Ładowarka Manitou nakręciła 22 000 motogodzin i nadal pracuje
Ładowarka teleskopowa Manitou trafiła do gospodarstwa w Jurkowicach k. Malborka 7 lat temu. Ma ona udźwig maksymalny 3,2 t, a maksymalna wysokość podnoszenia wysięgnika wynosi 6,9 m. Silnik w niej zamontowany to 4-cylindrowy 95-konny Perkins.
Manitou pracuje głównie przy obsłudze bydła. A jest co przy nim robić, bo stado liczy ok. 350 sztuk krów mlecznych. Statystycznie maszyna pracuje codziennie przez co najmniej 8 godzin. W sezonie Manitou zajmuje się także zwożeniem bel. Ale to nie wszystkie zajęcia tej "teleskopówki".
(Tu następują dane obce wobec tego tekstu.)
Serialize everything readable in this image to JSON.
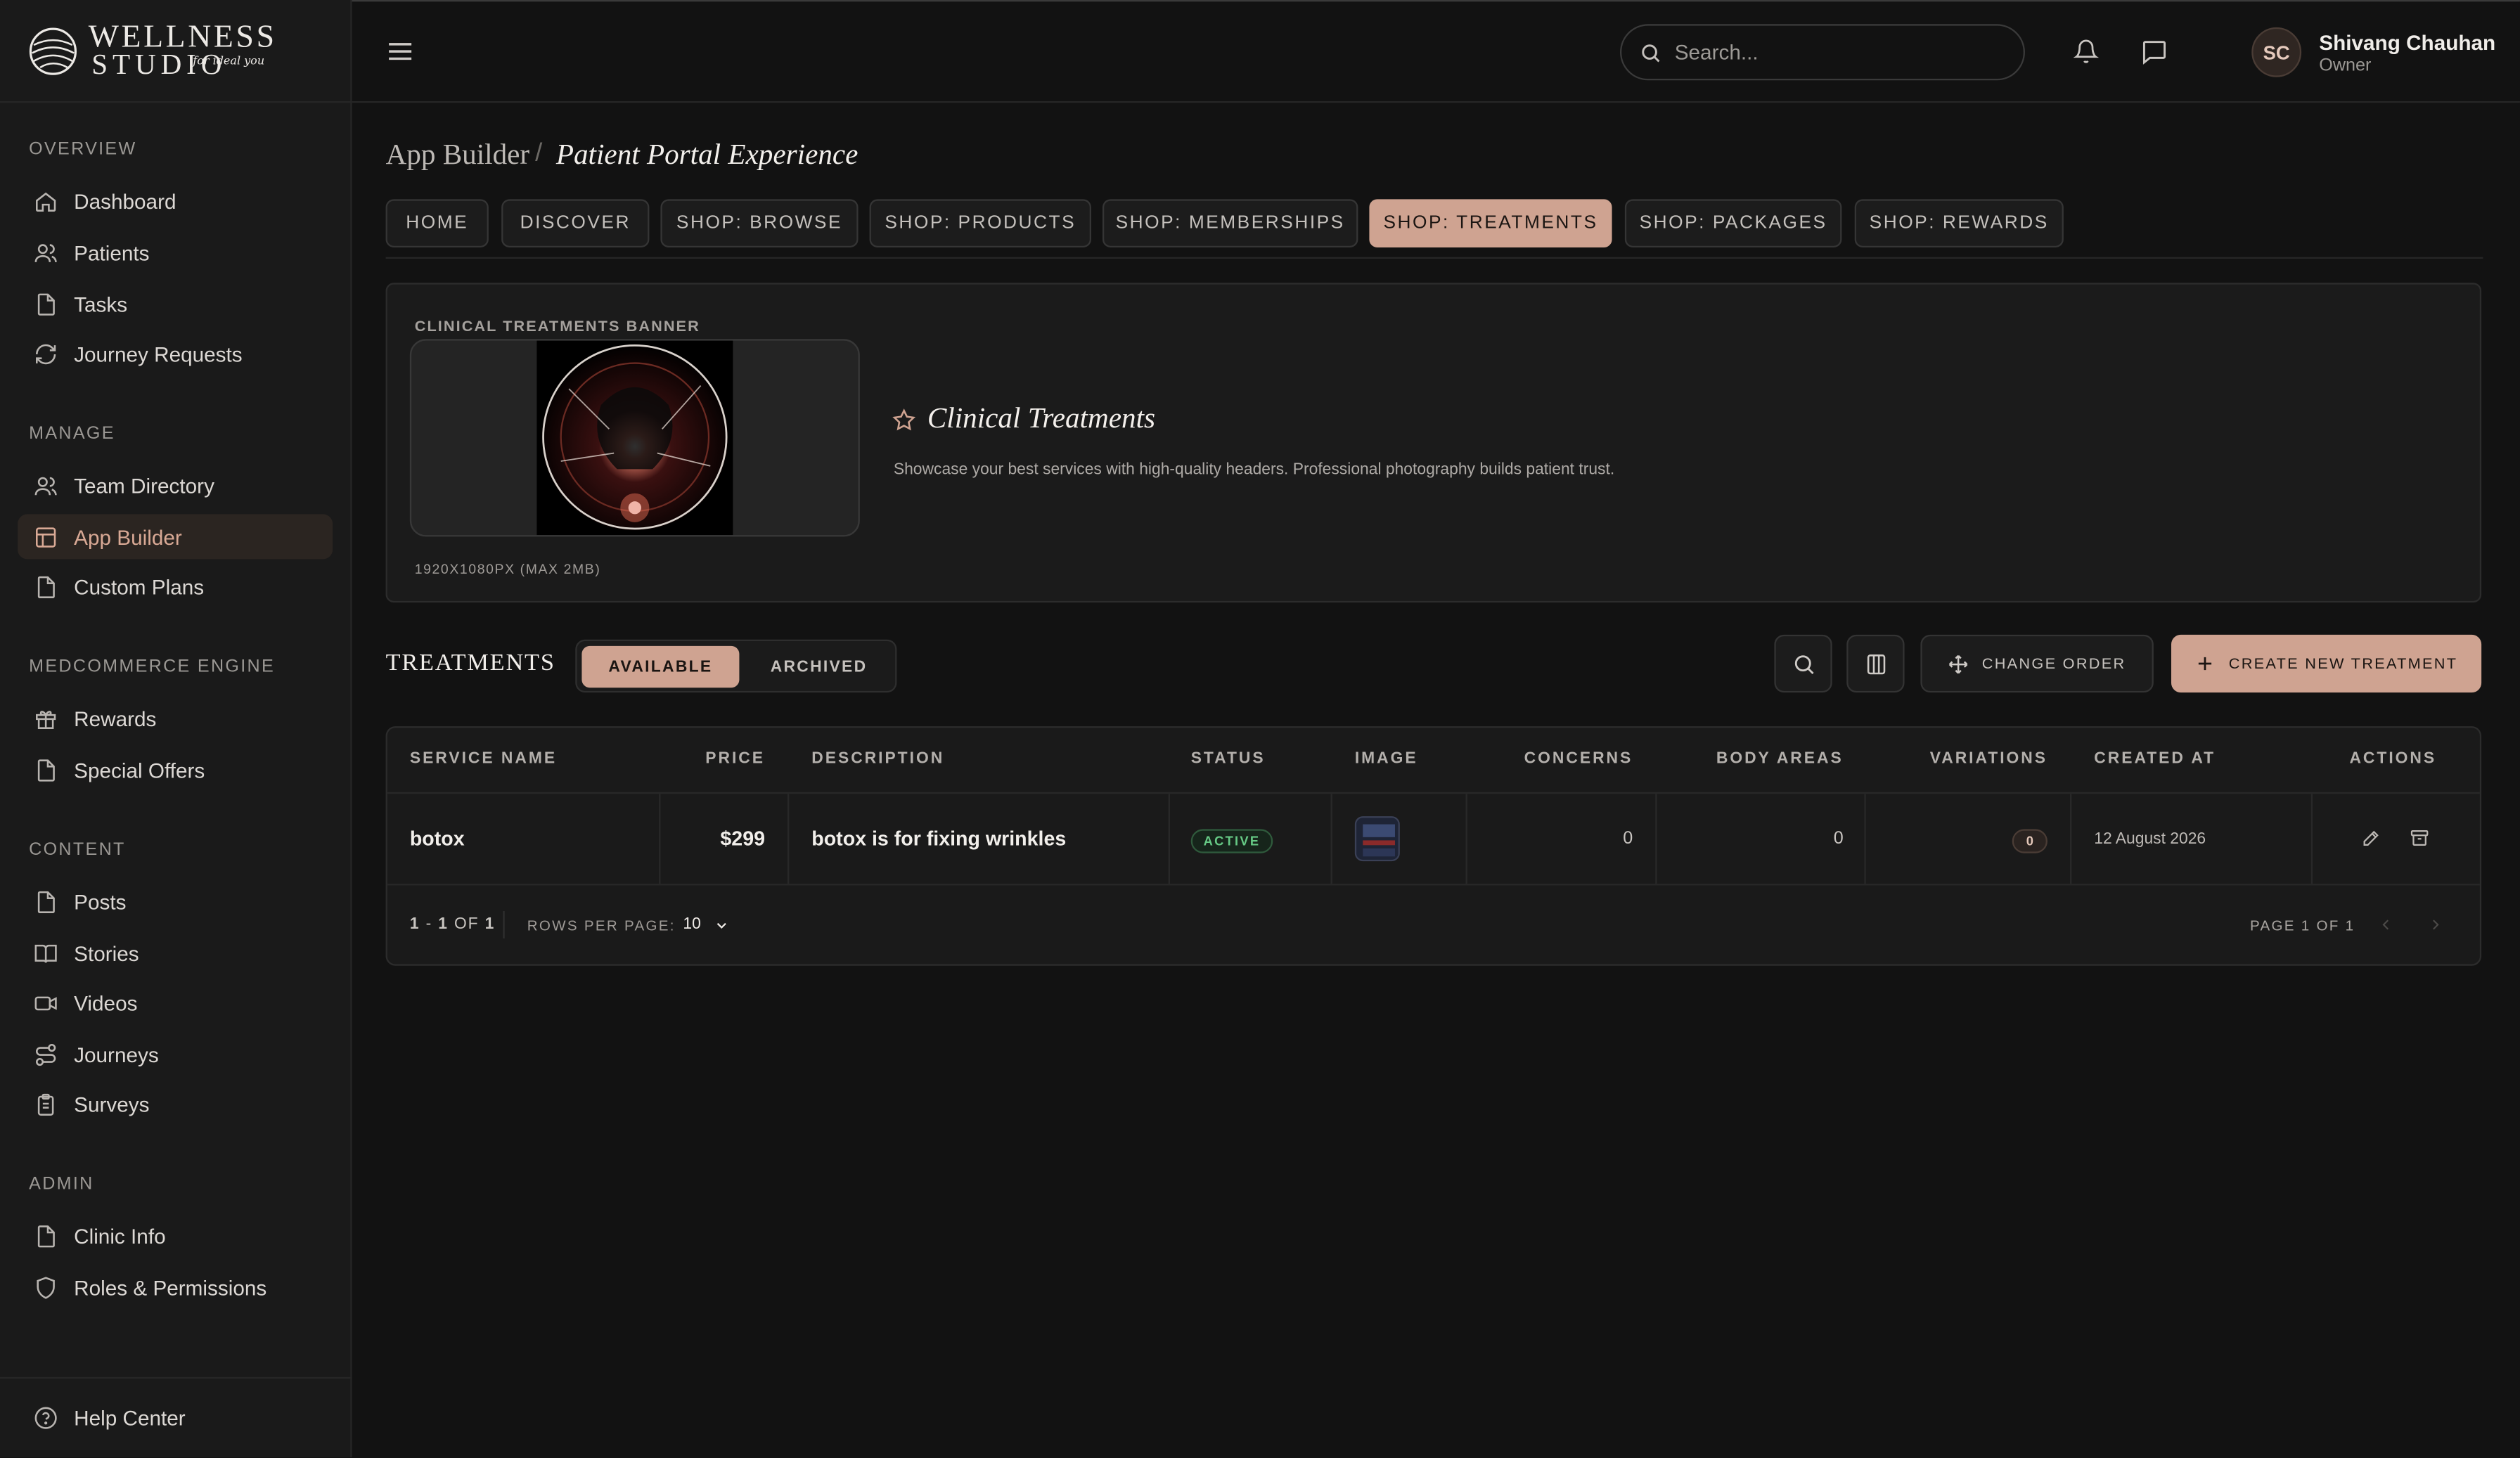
{
  "brand": {
    "word1": "WELLNESS",
    "word2": "STUDIO",
    "tagline": "for ideal you"
  },
  "sidebar": {
    "sections": [
      {
        "title": "OVERVIEW",
        "items": [
          {
            "label": "Dashboard",
            "icon": "home-icon"
          },
          {
            "label": "Patients",
            "icon": "users-icon"
          },
          {
            "label": "Tasks",
            "icon": "file-icon"
          },
          {
            "label": "Journey Requests",
            "icon": "refresh-icon"
          }
        ]
      },
      {
        "title": "MANAGE",
        "items": [
          {
            "label": "Team Directory",
            "icon": "users-icon"
          },
          {
            "label": "App Builder",
            "icon": "layout-icon",
            "active": true
          },
          {
            "label": "Custom Plans",
            "icon": "file-icon"
          }
        ]
      },
      {
        "title": "MEDCOMMERCE ENGINE",
        "items": [
          {
            "label": "Rewards",
            "icon": "gift-icon"
          },
          {
            "label": "Special Offers",
            "icon": "file-icon"
          }
        ]
      },
      {
        "title": "CONTENT",
        "items": [
          {
            "label": "Posts",
            "icon": "file-icon"
          },
          {
            "label": "Stories",
            "icon": "book-icon"
          },
          {
            "label": "Videos",
            "icon": "video-icon"
          },
          {
            "label": "Journeys",
            "icon": "route-icon"
          },
          {
            "label": "Surveys",
            "icon": "clipboard-icon"
          }
        ]
      },
      {
        "title": "ADMIN",
        "items": [
          {
            "label": "Clinic Info",
            "icon": "file-icon"
          },
          {
            "label": "Roles & Permissions",
            "icon": "shield-icon"
          }
        ]
      }
    ],
    "help": "Help Center"
  },
  "header": {
    "search_placeholder": "Search...",
    "user_initials": "SC",
    "user_name": "Shivang Chauhan",
    "user_role": "Owner"
  },
  "breadcrumb": {
    "root": "App Builder",
    "sep": "/",
    "current": "Patient Portal Experience"
  },
  "tabs": [
    {
      "label": "HOME"
    },
    {
      "label": "DISCOVER"
    },
    {
      "label": "SHOP: BROWSE"
    },
    {
      "label": "SHOP: PRODUCTS"
    },
    {
      "label": "SHOP: MEMBERSHIPS"
    },
    {
      "label": "SHOP: TREATMENTS",
      "active": true
    },
    {
      "label": "SHOP: PACKAGES"
    },
    {
      "label": "SHOP: REWARDS"
    }
  ],
  "banner": {
    "label": "CLINICAL TREATMENTS BANNER",
    "size_hint": "1920X1080PX (MAX 2MB)",
    "title": "Clinical Treatments",
    "description": "Showcase your best services with high-quality headers. Professional photography builds patient trust."
  },
  "treatments": {
    "title": "TREATMENTS",
    "filter_available": "AVAILABLE",
    "filter_archived": "ARCHIVED",
    "change_order": "CHANGE ORDER",
    "create": "CREATE NEW TREATMENT",
    "columns": [
      "SERVICE NAME",
      "PRICE",
      "DESCRIPTION",
      "STATUS",
      "IMAGE",
      "CONCERNS",
      "BODY AREAS",
      "VARIATIONS",
      "CREATED AT",
      "ACTIONS"
    ],
    "rows": [
      {
        "name": "botox",
        "price": "$299",
        "description": "botox is for fixing wrinkles",
        "status": "ACTIVE",
        "concerns": "0",
        "body_areas": "0",
        "variations": "0",
        "created_at": "12 August 2026"
      }
    ],
    "pagination": {
      "range_a": "1",
      "range_dash": " - ",
      "range_b": "1",
      "range_of": " OF ",
      "range_total": "1",
      "rows_label": "ROWS PER PAGE:",
      "rows_value": "10",
      "page_label": "PAGE 1 OF 1"
    }
  },
  "colors": {
    "accent": "#cfa391",
    "active_green": "#66c985",
    "background": "#121212",
    "sidebar": "#1a1a1a"
  }
}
Przy krowach zasypuje wóz paszowy i rozwozi paszę. Niektóre komponenty trzeba ładować "łychą", a niektóre trzeba pobierać wycinakiem. Dlatego sprawdza się funkcjonalna ramka euro oraz obecne w standardzie na wyięgniku szybkozłącza hydrauliki. W sezonie maszyna wspomaga zwózkę słomy, układa sterty bel, a także pracuje przy załadunku zboża. Łyżka poza załadunkiem pasz, przydaje sie również wiosną, podczas napełniania siewników i rozsiewaczy odpowiednio - nasionami oraz nawozami.
Właściciel ładowarki w ciągu całego okresu ekspoatacji nie zauważył większych poblemów, jak również wysokich kosztów serwisowania maszyny. Teleskopówka Manitou pracująca w Jurkowicach charakteryzuje się także umiarkowanym zużyciem paliwa, które w zależności od rodzaju wykonywanej pracy, wynosi średnio ok. 5-6 l/godzinę.